The 2014-15 season includes debuts with the Boston Symphony Orchestra and Komische Oper Berlin alongside performances with the Krakow Philharmonic, BBC Philharmonic and Russian Philharmonic Orchestras, the Malmö Symphony and San Diego Symphony Orchestras, the Prague Philharmonia and a US tour with the Dresden Philharmonic Orchestra, amongst others.
Johannes grows increasingly renowned for his efforts in expanding the reach of the classical genre, as well has his passionate focus on new music, and over the next season, Johannes is looking forward to working on a number of new works with Julia Wolfe, Andrew Norman and Anna Clyne, amongst others. In October 2012 he premiered “Magnetar”, a concerto for electric cello by Enrico Chapela, which Johannes performed with the Los Angeles Philharmonic Orchestra conducted by Gustavo Dudamel and in the 2013-14 season, Johannes continued this relationship with the Los Angeles Philharmonic by performing Michel van der Aa's cello concerto “Up-close”.
Johannes is committed to reaching out to young audiences, from kindergarten to college and beyond. From his 2010 American tour with toy pianist Phyllis Chen “Sounding Off: A Fresh Look at Classical Music”, to outreach activities on campuses and performances in alternative venues, Johannes aims to present classical music in terms with which listeners of all ages can connect.
A dedicated chamber musician, Johannes has played with: Joshua Bell, Emanuel Ax, Leonidas Kavakos, Menahem Pressler, James Ehnes, Midori and Jonathan Biss. He has also performed at many festivals including the Verbier, Schleswig-Holstein, Gstaad and Kissinger festivals, the Mehta Chamber Music Festival and the Colorado, Seattle and Brevard music festivals.

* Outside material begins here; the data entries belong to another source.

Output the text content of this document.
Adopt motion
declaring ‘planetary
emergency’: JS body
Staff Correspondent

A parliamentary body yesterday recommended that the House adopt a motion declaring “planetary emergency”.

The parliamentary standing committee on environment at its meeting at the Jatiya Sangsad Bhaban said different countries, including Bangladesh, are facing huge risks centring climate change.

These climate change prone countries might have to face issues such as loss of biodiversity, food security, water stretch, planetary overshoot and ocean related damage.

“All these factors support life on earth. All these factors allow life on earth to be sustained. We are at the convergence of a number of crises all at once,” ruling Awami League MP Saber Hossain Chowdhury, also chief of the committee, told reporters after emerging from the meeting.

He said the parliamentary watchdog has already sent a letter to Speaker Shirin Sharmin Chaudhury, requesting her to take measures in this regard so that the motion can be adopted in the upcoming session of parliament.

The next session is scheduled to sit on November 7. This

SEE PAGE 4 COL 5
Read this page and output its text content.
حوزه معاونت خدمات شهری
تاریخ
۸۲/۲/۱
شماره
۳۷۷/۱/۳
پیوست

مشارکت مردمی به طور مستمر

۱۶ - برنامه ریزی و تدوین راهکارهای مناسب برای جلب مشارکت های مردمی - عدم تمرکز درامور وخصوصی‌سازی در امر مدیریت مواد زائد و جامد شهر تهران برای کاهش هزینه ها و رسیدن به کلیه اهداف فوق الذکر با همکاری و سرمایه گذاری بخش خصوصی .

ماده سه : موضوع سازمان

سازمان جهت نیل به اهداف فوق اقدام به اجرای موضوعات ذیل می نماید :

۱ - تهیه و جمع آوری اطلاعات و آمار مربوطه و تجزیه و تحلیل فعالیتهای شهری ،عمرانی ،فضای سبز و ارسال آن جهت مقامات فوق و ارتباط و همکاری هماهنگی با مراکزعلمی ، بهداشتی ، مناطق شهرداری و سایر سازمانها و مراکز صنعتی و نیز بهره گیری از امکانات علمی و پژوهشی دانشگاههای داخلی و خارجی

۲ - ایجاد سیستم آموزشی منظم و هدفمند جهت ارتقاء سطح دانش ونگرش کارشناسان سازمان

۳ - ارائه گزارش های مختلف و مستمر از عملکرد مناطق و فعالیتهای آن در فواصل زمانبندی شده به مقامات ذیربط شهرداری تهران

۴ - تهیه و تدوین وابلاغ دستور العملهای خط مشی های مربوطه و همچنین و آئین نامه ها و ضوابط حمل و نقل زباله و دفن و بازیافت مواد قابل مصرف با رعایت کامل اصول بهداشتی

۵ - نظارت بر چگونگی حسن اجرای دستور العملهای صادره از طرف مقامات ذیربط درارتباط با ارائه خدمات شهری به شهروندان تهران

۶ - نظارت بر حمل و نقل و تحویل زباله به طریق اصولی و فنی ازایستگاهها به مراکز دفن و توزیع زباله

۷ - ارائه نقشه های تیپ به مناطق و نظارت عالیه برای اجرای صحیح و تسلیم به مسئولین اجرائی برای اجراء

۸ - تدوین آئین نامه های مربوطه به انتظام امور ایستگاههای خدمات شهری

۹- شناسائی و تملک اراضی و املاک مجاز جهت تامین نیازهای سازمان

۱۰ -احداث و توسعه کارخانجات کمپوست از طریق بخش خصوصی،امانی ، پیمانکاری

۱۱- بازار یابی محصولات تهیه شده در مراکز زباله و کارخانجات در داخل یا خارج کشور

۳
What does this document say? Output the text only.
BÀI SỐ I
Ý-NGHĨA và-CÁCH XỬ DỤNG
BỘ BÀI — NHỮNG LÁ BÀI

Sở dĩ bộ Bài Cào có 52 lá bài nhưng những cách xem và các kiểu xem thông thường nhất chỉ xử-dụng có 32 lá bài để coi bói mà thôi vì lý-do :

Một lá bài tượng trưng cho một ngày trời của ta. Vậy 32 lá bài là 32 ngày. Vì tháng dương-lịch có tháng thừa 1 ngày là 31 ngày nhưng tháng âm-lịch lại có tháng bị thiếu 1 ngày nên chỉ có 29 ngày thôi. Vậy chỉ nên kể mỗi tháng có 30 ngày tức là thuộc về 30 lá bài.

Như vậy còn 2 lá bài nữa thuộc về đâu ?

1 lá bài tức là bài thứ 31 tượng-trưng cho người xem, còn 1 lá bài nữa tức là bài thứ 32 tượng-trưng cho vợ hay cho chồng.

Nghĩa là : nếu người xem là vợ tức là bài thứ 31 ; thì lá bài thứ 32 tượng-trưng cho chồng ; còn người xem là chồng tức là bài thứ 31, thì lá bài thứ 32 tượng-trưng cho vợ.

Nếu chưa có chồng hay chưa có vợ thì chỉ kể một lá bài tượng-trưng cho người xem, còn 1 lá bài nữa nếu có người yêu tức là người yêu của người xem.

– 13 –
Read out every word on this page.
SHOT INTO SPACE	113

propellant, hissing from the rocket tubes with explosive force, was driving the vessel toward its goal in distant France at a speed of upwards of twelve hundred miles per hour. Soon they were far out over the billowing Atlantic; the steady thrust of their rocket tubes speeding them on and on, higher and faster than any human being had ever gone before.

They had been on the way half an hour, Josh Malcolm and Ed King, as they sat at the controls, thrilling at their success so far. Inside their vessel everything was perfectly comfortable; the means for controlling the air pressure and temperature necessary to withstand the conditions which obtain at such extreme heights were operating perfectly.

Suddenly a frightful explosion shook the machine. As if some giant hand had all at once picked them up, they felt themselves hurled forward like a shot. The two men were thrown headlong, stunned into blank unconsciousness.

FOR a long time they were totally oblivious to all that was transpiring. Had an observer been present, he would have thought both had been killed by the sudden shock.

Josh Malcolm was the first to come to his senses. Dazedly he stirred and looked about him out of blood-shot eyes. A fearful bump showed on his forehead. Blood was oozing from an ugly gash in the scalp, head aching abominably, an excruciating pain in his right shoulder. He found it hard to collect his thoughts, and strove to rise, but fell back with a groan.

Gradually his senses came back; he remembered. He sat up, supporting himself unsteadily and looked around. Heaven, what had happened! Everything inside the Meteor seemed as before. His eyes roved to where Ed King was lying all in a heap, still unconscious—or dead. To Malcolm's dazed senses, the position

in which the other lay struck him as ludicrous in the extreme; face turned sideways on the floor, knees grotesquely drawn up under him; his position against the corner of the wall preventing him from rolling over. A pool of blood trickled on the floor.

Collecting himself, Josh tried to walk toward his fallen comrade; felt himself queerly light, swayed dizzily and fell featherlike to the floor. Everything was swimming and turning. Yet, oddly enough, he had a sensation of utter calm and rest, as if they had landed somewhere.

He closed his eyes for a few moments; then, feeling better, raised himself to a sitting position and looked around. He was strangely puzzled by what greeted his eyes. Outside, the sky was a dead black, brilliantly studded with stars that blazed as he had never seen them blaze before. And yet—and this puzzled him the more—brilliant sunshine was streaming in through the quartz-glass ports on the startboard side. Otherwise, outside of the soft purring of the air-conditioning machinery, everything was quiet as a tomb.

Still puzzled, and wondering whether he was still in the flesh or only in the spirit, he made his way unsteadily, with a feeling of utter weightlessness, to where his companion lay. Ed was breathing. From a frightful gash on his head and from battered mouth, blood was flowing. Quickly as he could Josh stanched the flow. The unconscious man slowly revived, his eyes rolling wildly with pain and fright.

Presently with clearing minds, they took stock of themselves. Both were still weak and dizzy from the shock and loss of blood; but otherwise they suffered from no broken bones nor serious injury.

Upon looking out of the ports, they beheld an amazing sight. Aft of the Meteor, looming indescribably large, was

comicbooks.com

In 2014 Johannes was announced as recipient of the prestigious 2014 Brahms prize, along with his brother, pianist Benjamin Moser. Johannes has received two ECHO Klassik awards and the Preis der Deutschen Schallplattenkritik for his recordings on Hänssler Classics. His concerto debut disc, which features the complete works of Saint-Saëns for cello and orchestra with the Stuttgart Radio Symphony Orchestra, was honoured as one of Classics Today’s Top 10 CDs of 2008. Following an album of works by Britten, Bridge and Bax, a disc of Martinu, Hindemith and Honegger concerti received great acclaim and was listed for the prestigious “Preis der Deutschen Schallplattenkritik”. The latest concerto album of the Britten Cello Symphony and the Shostakovich Cello Concerto No. 1 with WDR Cologne and Pietari Inkinen was released in January 2012.
Born into a musical family in 1979 as a dual citizen of Germany and Canada, Johannes began studying the cello at the age of eight and became a student of Professor David Geringas in 1997. He was the top prize winner at the 2002 Tchaikovsky Competition, in addition to being awarded the Special Prize for his interpretation of the Rococo Variations.
A voracious reader of everything from Kafka to Collins, and an avid outdoorsman, Johannes Moser is a keen hiker and mountain biker in what little spare time he has.